The first paper looks at the impact of labor market shocks upon graduation on the education/work decision and on subsequent employment status in Indonesia where the Asian financial crisis hit in 1997/8. The work/education decision affects the selection of samples when estimating the later impact. Therefore we use a dual selection model to correct the sample selection bias due to the decision process. We find evidence of persistent impacts on later labor market outcomes for junior high and senior high school graduates measured as the probability of working in the informal sector or the agricultural sector.

The second paper identifies the impact of increasing decentralization on community targeting using the unique situation of Zambia's Social Investment Fund (SIF) where the degree of decentralization changed in time and space across districts over the 15 years of program implementation. We find that greater decentralization of SIF's functions to districts that had been deemed to have the necessary level of managerial capacity to deserve decentralization led to more progressive targeting across wards, mildly so at the national level and strongly so within districts. We also observe how local electoral politics gained importance with greater decentralization, with more votes received by the candidate from the majority party in the district council attracting more projects to a ward, and more projects in a ward rewarded by more votes for the councilor from the incumbent party.

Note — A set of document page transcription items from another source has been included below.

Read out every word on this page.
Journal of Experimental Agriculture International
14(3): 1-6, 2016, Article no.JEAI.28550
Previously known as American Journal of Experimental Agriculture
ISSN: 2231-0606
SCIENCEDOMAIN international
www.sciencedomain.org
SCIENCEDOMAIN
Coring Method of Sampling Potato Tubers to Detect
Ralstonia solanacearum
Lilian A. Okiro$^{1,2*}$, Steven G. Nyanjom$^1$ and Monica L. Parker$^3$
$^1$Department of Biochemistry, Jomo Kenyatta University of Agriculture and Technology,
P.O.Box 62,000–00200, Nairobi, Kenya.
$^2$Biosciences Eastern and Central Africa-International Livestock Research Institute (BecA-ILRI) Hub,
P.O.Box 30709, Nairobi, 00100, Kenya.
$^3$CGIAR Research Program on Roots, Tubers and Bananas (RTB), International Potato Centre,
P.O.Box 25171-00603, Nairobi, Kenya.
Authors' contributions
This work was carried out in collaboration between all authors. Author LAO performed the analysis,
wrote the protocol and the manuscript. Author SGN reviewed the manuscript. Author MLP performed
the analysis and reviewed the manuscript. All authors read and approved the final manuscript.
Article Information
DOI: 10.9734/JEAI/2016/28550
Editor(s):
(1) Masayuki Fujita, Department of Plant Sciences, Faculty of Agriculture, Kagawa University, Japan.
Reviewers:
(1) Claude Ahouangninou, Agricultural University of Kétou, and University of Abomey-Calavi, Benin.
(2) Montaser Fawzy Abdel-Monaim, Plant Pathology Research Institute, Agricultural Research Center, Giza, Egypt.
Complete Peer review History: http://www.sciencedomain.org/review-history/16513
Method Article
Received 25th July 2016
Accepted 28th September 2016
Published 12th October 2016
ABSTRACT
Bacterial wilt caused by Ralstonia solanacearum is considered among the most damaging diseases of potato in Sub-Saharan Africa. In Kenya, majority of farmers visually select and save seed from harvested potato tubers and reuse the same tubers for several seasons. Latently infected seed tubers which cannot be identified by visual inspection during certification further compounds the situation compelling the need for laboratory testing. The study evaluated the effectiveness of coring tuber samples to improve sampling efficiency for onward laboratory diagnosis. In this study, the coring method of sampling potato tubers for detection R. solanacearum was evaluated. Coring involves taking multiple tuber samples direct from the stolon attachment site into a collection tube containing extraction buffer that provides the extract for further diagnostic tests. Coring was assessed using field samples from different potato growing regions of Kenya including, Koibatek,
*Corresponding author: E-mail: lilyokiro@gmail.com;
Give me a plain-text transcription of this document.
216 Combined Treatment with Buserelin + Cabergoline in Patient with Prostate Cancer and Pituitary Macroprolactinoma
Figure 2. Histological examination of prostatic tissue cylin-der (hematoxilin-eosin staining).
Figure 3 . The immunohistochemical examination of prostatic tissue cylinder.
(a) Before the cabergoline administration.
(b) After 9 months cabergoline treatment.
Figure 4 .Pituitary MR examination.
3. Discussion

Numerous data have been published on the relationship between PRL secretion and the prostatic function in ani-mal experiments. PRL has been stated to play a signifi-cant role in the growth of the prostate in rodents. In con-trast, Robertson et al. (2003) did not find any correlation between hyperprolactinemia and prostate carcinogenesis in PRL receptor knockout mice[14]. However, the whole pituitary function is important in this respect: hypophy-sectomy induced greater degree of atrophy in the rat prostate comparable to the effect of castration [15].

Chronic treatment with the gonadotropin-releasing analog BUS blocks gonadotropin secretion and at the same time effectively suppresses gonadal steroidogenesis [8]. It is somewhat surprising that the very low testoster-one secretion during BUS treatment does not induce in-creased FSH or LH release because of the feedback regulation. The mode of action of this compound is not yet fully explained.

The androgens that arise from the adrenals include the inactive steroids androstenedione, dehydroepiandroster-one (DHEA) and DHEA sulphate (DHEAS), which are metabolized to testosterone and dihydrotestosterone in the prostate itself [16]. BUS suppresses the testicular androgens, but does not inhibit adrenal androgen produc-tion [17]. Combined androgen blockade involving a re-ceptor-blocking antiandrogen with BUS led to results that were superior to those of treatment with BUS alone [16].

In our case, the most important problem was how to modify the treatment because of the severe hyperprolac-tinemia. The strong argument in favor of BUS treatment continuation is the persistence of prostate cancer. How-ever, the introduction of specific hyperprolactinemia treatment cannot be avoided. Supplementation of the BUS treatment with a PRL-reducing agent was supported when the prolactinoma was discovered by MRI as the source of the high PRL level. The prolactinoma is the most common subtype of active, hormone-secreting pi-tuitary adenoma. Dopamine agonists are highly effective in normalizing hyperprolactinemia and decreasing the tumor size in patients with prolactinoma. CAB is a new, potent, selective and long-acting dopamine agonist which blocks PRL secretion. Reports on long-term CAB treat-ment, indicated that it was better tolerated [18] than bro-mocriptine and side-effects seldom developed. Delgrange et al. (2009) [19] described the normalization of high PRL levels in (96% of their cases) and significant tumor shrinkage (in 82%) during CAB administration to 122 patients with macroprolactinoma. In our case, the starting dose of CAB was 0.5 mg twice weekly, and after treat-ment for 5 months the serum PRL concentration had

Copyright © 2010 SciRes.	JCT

The third paper examines who is more likely to be exposed to shocks, which ex-post coping strategies are employed, and how shocks affect the welfare of Chinese rural households using detailed information on a variety of shocks and household characteristics. We find that an increase in medical expenditures due to health shocks has a negative impact on non-medical expenditures: durable consumption is negatively associated with health shocks in two relatively wealthier provinces; food consumption shows a similar trend among households in the richest province of the sample. Secondly, households who experienced only health shocks have higher medical expenditures than those who experienced both agricultural and health shocks. This suggests that medical insurance schemes in rural China are absent or not functioning well, and that agricultural shocks are also not well-insured.